Negative capability is one of those nebulous terms that most students of English literature will run into if they study it long enough. It was negative capability, Keats suggested, that allowed the poet to transcend himself and express true beauty in his work.
And I've been wondering these days if a certain kind of "negative capability" shouldn't also be a quality of preachers, too. Sometimes preachers are lauded for preaching from "where they're at," for preaching from the heart, for displaying a certain kind of personal vulnerability from the pulpit. And I get that; and in my own preaching, too, I strive for personal authenticity. But I also remember that St. Paul commended the Thessalonian church because when they received the preached Word, they accepted it "not as the word of men, but as what it really is, the word of God." From what Paul says there (and elsewhere), the ultimate goal of preaching is the human response to the living Word of God, and emphatically not to the personalized words of the preacher.

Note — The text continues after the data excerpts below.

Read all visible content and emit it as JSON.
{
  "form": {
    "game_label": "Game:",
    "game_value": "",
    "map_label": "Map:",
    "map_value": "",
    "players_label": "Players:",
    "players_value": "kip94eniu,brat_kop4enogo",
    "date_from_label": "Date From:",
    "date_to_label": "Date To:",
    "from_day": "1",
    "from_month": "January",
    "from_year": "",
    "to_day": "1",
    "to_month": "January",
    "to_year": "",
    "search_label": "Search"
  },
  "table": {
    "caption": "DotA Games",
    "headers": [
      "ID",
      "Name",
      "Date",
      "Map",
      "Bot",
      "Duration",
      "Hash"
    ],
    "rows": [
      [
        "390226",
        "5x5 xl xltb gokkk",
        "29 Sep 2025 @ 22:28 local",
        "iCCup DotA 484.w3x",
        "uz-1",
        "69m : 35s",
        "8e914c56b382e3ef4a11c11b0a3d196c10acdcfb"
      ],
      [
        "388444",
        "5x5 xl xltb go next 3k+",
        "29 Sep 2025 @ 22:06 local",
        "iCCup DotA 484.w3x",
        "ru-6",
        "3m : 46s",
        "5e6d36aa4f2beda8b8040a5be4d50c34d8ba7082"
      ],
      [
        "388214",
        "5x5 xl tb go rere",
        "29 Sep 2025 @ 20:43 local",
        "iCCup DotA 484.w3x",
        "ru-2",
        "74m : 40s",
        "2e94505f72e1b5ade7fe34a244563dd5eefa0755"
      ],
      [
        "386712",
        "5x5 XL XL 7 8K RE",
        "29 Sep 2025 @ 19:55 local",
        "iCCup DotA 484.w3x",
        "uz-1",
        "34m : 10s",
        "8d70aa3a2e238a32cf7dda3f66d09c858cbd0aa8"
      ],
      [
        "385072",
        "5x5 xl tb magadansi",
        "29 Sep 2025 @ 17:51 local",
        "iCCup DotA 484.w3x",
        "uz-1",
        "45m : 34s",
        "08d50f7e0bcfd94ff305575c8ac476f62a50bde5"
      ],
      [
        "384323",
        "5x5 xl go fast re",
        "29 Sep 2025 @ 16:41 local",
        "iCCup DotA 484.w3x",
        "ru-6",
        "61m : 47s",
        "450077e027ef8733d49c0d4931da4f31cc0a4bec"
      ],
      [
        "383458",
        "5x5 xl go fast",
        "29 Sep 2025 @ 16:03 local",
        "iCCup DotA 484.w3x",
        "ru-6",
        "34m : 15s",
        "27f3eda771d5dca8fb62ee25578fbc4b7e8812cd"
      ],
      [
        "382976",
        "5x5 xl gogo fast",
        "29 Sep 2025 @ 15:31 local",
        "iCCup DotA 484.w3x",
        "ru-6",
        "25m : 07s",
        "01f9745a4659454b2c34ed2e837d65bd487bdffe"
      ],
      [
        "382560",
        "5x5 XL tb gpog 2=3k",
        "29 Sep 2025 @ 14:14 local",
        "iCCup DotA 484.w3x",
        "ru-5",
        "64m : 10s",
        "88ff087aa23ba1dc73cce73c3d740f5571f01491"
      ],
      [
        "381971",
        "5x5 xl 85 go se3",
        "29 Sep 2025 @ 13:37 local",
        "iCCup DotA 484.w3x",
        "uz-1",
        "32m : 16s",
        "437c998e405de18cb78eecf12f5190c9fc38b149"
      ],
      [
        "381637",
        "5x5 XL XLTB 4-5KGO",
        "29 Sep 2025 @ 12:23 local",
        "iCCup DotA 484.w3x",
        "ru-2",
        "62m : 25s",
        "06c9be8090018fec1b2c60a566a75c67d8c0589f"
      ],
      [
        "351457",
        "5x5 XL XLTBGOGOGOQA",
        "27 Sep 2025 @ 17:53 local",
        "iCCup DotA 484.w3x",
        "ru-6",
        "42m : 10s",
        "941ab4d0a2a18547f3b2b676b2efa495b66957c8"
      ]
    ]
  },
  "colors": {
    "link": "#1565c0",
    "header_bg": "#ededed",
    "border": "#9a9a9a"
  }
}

As I struggle to figure out what that means for me as a preacher, that's when I remember Keat's negative capability.
Because when the preacher can negate his or her own personality in order to enter imaginatively into the reality of the divine other, as it is revealed in the Word she preaches-- when the preacher can "be" in the uncertainties and paradoxes of that Word without giving in to the rational impulse to personally resolve the tension she feels there-- when the preacher can exercise the imaginative capacity to negate herself in the very words she speaks-- when her preaching has this "negative capability"-- that's when she'll discover the living Word is truly speaking in her, and with her, and through her.
And that's when her gospel will come to her hearers, as Paul says, not in word only, but also in power and in the Holy Spirit and with full conviction.